まさに、犬と人の協働なしにはできない仕事です。こうやって、犬は人と「共に」いろんな仕事をこなすことができる稀有な動物です。
実は、うちのパブロフもミカと同じ協会出身なんですヨ。
パブロフも現役時代は、小学校や企業研修などに出向いて、介助犬のお仕事をデモンストレーションしたり、『オレら、ちょっとでかいけどコワくないよ~。』って(犬が言ったかどうかわかりませんが)子どもさんになでなでしてもらって、へそ天でおどけて見せたり、そういうお仕事をしていました。
彼らにはちゃんとスイッチがある。オンとオフ。
仕事終わってマイホームではいたって普通の犬です。疲れたら、でれ~んと床でひっくり返ってるし、かいぬしの目を盗んで、いたずらしたり、爪切りやシャンプーを「ヤダヤダー」ごねたりもします。
ピンポンに「ワン!」と吠えることだってある。
でも、お仕事しない犬だって、家族のために何かできることはないかと、警戒吠え任務を頑張っているのかも。

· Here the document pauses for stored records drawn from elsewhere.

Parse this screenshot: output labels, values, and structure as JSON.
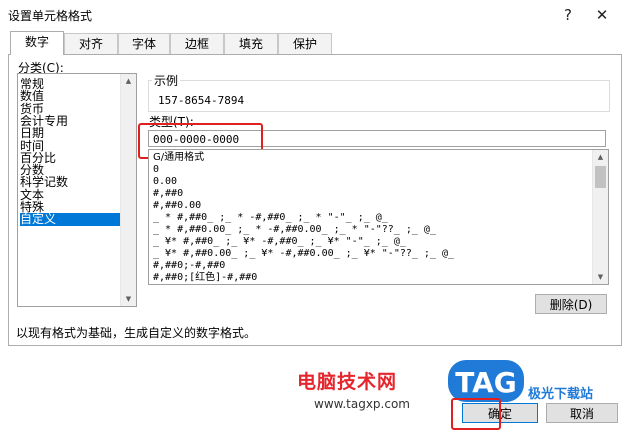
{
  "window": {
    "title": "设置单元格格式",
    "help_symbol": "?",
    "close_symbol": "✕"
  },
  "tabs": [
    {
      "label": "数字",
      "active": true
    },
    {
      "label": "对齐",
      "active": false
    },
    {
      "label": "字体",
      "active": false
    },
    {
      "label": "边框",
      "active": false
    },
    {
      "label": "填充",
      "active": false
    },
    {
      "label": "保护",
      "active": false
    }
  ],
  "category": {
    "label": "分类(C):",
    "items": [
      "常规",
      "数值",
      "货币",
      "会计专用",
      "日期",
      "时间",
      "百分比",
      "分数",
      "科学记数",
      "文本",
      "特殊",
      "自定义"
    ],
    "selected": "自定义"
  },
  "sample": {
    "label": "示例",
    "value": "157-8654-7894"
  },
  "type_field": {
    "label": "类型(T):",
    "value": "000-0000-0000"
  },
  "format_list": [
    "G/通用格式",
    "0",
    "0.00",
    "#,##0",
    "#,##0.00",
    "_ * #,##0_ ;_ * -#,##0_ ;_ * \"-\"_ ;_ @_",
    "_ * #,##0.00_ ;_ * -#,##0.00_ ;_ * \"-\"??_ ;_ @_",
    "_ ¥* #,##0_ ;_ ¥* -#,##0_ ;_ ¥* \"-\"_ ;_ @_",
    "_ ¥* #,##0.00_ ;_ ¥* -#,##0.00_ ;_ ¥* \"-\"??_ ;_ @_",
    "#,##0;-#,##0",
    "#,##0;[红色]-#,##0"
  ],
  "delete_button": "删除(D)",
  "description": "以现有格式为基础，生成自定义的数字格式。",
  "ok_button": "确定",
  "cancel_button": "取消",
  "watermark": {
    "text": "电脑技术网",
    "url": "www.tagxp.com",
    "logo": "TAG",
    "side_text": "极光下载站"
  },
  "colors": {
    "selection": "#0078d7",
    "highlight_box": "#e02020",
    "watermark_red": "#e5262d",
    "logo_blue": "#1f7ad8"
  }
}
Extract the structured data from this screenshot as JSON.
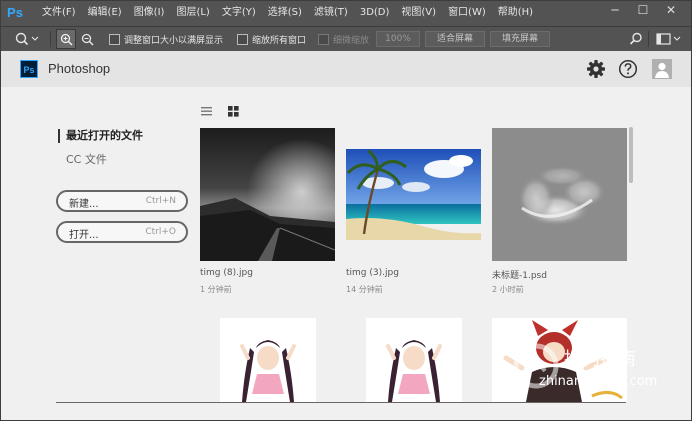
{
  "app": {
    "logo": "Ps",
    "name": "Photoshop"
  },
  "menu": [
    "文件(F)",
    "编辑(E)",
    "图像(I)",
    "图层(L)",
    "文字(Y)",
    "选择(S)",
    "滤镜(T)",
    "3D(D)",
    "视图(V)",
    "窗口(W)",
    "帮助(H)"
  ],
  "window_controls": {
    "minimize": "─",
    "maximize": "☐",
    "close": "✕"
  },
  "options": {
    "resize_windows": "调整窗口大小以满屏显示",
    "zoom_all": "缩放所有窗口",
    "scrubby_zoom": "细微缩放",
    "zoom_percent": "100%",
    "fit_screen": "适合屏幕",
    "fill_screen": "填充屏幕"
  },
  "sidebar": {
    "recent": "最近打开的文件",
    "cc_files": "CC 文件"
  },
  "actions": {
    "new_label": "新建...",
    "new_shortcut": "Ctrl+N",
    "open_label": "打开...",
    "open_shortcut": "Ctrl+O"
  },
  "files": [
    {
      "name": "timg (8).jpg",
      "time": "1 分钟前"
    },
    {
      "name": "timg (3).jpg",
      "time": "14 分钟前"
    },
    {
      "name": "未标题-1.psd",
      "time": "2 小时前"
    }
  ],
  "watermark": {
    "line1": "搜狗指南",
    "line2": "zhinan.sogou.com"
  },
  "colors": {
    "menubar": "#535353",
    "ps_blue": "#31a8ff",
    "ps_dark": "#001e36",
    "panel": "#f0f0f0"
  }
}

ただ、ちょっと人間社会で暮らすには不都合なときがあるので、そのときは、犬とよくよく話し合って、「こうしてくれる?」を教えてあげる。それを人は「しつけ」と呼びます。
相手は犬なので、人間の言葉はわかりません(短い言葉はだんだんと理解してコトバが通じるようになりますけどね)。
だから、わたしらHomo sapiensのほうが、イヌについて勉強してどういうふうに教えたら良いか知恵を蓄積して…。勉強ったって、大学受験だの公務員試験だのみたいな、夜っぴて猛勉強じゃなくてチリツモ方式。毎日こつこつ、ちょっとずつ歩んでいけばいい。
なにせ、文字で読んだ知識を目の前にいる犬本人が再現して見せてくれるわけなので、習得はしやすいと思います。百聞は一見にしかずのチリツモ。見たものをあとで本で確認してもいいし、逆でもどっちでもオッケ。
ワタクシの場合は、その勉強が面白すぎて中毒になった人。犬学はいまやライフワークとなり、このまま犬を学びつづけた先にどんな世界が見えるのか、突っ走れるところまで駆け抜けたい!
なんだかんだとわれわれ人間に力を貸してくれる犬たち。
われわれ人間のほうは、犬に十分尽くしてあげられているだろうか?
犬らしさをだいじにしてあげられているかな?
「しつけ」と称してむやみに人間仕様を無茶ぶりしてないかな?
今日も読んでくださってありがとう。